-
Notifications
You must be signed in to change notification settings - Fork 71
Description
Hi @ZENGXH,
Thanks a lot for your very interesting work, and for making it open source.
I’m trying to re-train the stage-1 all-class VAE and had a few questions.
-
NaNs during stage-1 all-class training
I’m running into NaNs after 29 epochs (and it started to diverge after 16 epochs) when training the stage-1 all-class VAE (log file here)..
I used the command suggested in the config, with all default settings (default config file, batch size 32), on 4×A100 GPUs, using the ShapeNetCore15K data from PointFlow. I’m currently experimenting with some of the hyperparameter modifications suggested in NaN loss while training stage 1 VAE #47 , but I’m a bit surprised to see NaNs even with the default setup. Do you have any other suggestions about this? -
Motivation behind
normalize_shape_global=Falseandnormalize_shape_box=True
I’m curious about the design choice of usingnormalize_shape_global=Falseandnormalize_shape_box=True.
My eventual goal is to obtain size-and-shape-aware embeddings, so I’m wondering what happens if I instead train with:normalize_shape_global=True,normalize_shape_box=False?Does training still work in this case (perhaps with slightly worse reconstruction quality), or does it tend to break down entirely?
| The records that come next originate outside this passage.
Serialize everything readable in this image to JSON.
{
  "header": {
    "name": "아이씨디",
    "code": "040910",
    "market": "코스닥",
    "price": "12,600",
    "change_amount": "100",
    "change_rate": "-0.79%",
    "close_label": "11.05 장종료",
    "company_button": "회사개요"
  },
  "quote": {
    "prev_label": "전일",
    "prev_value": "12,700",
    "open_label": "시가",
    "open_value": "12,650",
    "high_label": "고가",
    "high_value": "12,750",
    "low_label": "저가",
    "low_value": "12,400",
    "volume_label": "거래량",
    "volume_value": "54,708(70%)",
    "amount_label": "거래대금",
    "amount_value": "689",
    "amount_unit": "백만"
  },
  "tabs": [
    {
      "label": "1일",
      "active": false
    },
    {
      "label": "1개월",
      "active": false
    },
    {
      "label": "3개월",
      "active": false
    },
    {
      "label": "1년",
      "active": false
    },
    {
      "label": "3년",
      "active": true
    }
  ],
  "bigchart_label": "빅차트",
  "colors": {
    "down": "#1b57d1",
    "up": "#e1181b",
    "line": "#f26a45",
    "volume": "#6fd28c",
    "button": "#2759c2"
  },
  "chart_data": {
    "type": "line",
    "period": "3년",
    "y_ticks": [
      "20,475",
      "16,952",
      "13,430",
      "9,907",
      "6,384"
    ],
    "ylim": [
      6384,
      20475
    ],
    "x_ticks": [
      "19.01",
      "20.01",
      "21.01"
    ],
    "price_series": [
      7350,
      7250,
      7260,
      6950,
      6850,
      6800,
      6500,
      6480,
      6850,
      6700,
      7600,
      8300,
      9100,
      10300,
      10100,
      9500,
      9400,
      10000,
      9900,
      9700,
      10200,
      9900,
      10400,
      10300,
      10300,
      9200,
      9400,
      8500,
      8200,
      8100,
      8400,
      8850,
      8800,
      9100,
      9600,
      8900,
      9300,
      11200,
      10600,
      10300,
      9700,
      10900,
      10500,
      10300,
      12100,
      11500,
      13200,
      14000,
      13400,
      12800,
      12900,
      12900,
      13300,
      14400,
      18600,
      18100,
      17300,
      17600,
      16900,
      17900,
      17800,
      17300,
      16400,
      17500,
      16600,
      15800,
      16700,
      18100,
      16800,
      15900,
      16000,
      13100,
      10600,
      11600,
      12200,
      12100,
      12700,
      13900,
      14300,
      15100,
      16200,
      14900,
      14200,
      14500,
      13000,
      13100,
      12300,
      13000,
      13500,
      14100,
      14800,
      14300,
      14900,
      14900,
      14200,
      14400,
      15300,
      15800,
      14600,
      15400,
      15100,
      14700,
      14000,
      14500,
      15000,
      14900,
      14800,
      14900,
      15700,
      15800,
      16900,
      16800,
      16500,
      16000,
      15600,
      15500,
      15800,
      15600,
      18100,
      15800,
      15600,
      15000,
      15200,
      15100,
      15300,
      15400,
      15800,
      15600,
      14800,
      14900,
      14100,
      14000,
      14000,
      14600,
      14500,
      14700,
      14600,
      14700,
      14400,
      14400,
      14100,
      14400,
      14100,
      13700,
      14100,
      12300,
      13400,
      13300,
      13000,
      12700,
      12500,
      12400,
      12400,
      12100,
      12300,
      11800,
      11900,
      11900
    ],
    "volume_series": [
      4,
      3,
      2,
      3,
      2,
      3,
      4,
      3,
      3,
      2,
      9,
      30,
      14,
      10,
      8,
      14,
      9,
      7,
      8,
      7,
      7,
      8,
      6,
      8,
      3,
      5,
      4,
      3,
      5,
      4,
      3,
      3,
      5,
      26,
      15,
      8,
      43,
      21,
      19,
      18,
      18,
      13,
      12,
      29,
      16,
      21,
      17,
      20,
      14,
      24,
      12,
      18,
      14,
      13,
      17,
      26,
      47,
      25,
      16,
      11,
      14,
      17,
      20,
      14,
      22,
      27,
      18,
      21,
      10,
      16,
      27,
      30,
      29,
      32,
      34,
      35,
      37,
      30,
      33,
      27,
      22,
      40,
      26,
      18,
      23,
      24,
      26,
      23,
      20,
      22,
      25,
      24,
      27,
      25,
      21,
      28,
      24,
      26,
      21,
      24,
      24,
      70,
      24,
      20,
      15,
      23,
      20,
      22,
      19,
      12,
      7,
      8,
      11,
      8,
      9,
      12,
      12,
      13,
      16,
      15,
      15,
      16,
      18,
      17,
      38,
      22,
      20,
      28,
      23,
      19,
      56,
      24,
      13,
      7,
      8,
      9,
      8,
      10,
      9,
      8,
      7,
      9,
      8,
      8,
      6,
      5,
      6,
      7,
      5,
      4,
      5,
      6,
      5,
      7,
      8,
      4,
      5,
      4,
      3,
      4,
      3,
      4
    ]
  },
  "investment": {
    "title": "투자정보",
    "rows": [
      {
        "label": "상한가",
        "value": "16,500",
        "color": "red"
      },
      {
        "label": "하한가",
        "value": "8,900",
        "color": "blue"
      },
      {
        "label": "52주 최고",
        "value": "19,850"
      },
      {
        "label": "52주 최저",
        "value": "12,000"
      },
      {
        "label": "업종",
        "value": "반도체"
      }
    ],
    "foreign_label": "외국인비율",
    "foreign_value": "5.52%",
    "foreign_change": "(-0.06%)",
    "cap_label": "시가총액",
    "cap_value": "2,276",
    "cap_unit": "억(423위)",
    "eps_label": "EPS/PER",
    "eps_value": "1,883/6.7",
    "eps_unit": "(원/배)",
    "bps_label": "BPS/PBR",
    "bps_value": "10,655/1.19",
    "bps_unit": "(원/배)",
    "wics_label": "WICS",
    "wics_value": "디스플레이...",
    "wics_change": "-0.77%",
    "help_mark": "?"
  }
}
Any intuition here would be very helpful.
-
Training time for the all-class model
I’m currently seeing ~20 epochs/hour on 4×A100s. With the default config specifying ~8000 epochs, this implies a fairly long training time.
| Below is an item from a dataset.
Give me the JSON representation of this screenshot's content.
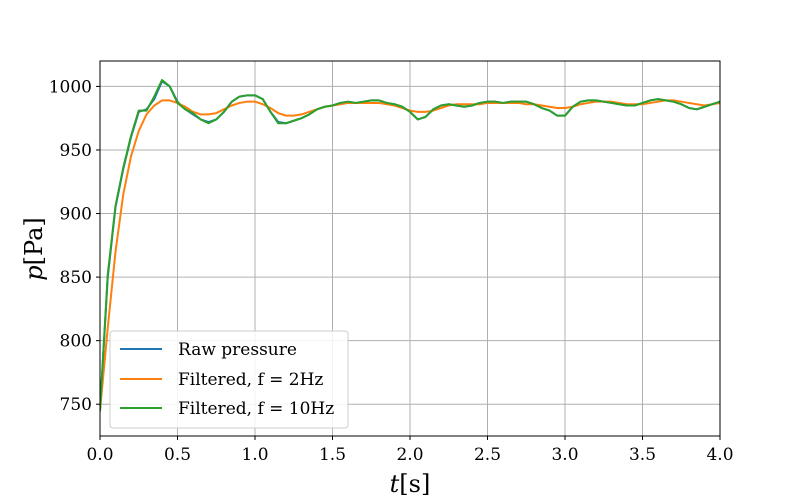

In the supplementary material, I could only find training time details for the single-class model, not the all-class model.
Could you share roughly how long the all-class stage-1 model took to train in your setup? -
Viewing training / validation curves
Is there a built-in way to view training/validation plots (e.g., loss curves)?
At the moment, I only see checkpoints and log files being saved, but no plots. Is there a flag or logger option (e.g., TensorBoard/W&B) that I might be missing? -
Follow-Up Works
I was also wondering whether there are any interesting follow-up works to LION—either by you or by other groups—that you’re aware of.In particular, I’m interested in approaches involving a multi-class VAE trained with a reconstruction objective, which also incorporates size information. My goal is to have some pretrained multi-class size-and-shape aware embeddings, which i can then use for a downstream task.
Thanks again for releasing the code and for any guidance you can share.